Os desacatos na bancada sul do Estádio Cidade de Coimbra, durante o jogo da 11.ª jornada que os “encarnados” venceram por 2-0, provocaram um ferido ligeiro, que foi transportado ao Hospital da Universidade de Coimbra, disse à Lusa fonte dos bombeiros.

Os incidentes, que motivaram intervenção policial na bancada onde estavam adeptos do Benfica, levaram o árbitro Jorge Ferreira, aos 80 minutos, a interromper a partida durante cerca de cinco minutos.

Em declarações à agência Lusa, a comissária da Polícia de Segurança Pública Margarida Oliveira, responsável pelo policiamento, disse que nenhum adepto foi detido e que, à saída do estádio, também não se registaram incidentes.

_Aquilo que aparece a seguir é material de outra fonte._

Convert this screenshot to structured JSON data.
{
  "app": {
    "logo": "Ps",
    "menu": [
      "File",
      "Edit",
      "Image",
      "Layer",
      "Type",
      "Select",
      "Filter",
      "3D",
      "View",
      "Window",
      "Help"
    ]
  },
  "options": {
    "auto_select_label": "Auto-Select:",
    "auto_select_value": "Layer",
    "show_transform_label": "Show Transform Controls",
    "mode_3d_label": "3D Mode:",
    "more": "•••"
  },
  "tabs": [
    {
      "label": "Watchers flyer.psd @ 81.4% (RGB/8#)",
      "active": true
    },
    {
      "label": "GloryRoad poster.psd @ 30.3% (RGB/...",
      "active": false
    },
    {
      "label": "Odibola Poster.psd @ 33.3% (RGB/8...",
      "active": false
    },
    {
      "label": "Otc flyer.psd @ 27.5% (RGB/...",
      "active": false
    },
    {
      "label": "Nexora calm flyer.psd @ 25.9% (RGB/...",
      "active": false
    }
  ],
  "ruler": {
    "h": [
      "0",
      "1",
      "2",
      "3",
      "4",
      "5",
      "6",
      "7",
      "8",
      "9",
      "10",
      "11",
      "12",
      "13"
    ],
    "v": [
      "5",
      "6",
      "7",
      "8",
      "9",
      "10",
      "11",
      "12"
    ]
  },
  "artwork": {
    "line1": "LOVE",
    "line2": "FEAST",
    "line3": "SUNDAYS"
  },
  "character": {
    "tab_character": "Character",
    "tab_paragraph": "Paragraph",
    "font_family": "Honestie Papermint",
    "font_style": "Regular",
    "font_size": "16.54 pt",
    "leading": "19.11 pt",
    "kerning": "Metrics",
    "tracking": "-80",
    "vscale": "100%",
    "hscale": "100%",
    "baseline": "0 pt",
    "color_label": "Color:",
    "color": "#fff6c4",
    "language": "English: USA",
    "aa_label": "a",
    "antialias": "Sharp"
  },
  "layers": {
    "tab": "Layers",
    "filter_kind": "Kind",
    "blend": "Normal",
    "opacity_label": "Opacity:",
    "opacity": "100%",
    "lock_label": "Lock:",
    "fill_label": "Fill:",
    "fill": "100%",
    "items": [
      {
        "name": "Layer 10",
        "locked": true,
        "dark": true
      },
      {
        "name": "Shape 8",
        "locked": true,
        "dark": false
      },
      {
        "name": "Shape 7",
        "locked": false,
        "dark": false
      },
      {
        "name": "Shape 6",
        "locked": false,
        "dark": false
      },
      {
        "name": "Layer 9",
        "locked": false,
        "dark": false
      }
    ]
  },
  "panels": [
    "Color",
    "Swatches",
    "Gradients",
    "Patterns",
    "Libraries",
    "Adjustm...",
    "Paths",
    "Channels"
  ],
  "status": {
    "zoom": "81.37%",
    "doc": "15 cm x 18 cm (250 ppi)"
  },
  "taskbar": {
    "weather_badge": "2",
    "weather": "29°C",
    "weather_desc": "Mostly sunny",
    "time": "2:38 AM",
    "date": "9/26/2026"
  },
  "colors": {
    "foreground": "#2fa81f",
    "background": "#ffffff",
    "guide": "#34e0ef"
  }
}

O presidente da Académica, José Eduardo Simões, que falou a seguir à conferência de imprensa do treinador Paulo Sérgio, lamentou os incidentes e disse que as pessoas "têm de ser educadas e tolerantes".

Sobre os petardos alegadamente rebentados por adeptos do Benfica, o líder da "Briosa" disse que, nas revistas, é "muito difícil" detetar aqueles engenhos, que, atualmente, "são do tamanho de um terço de um cigarro".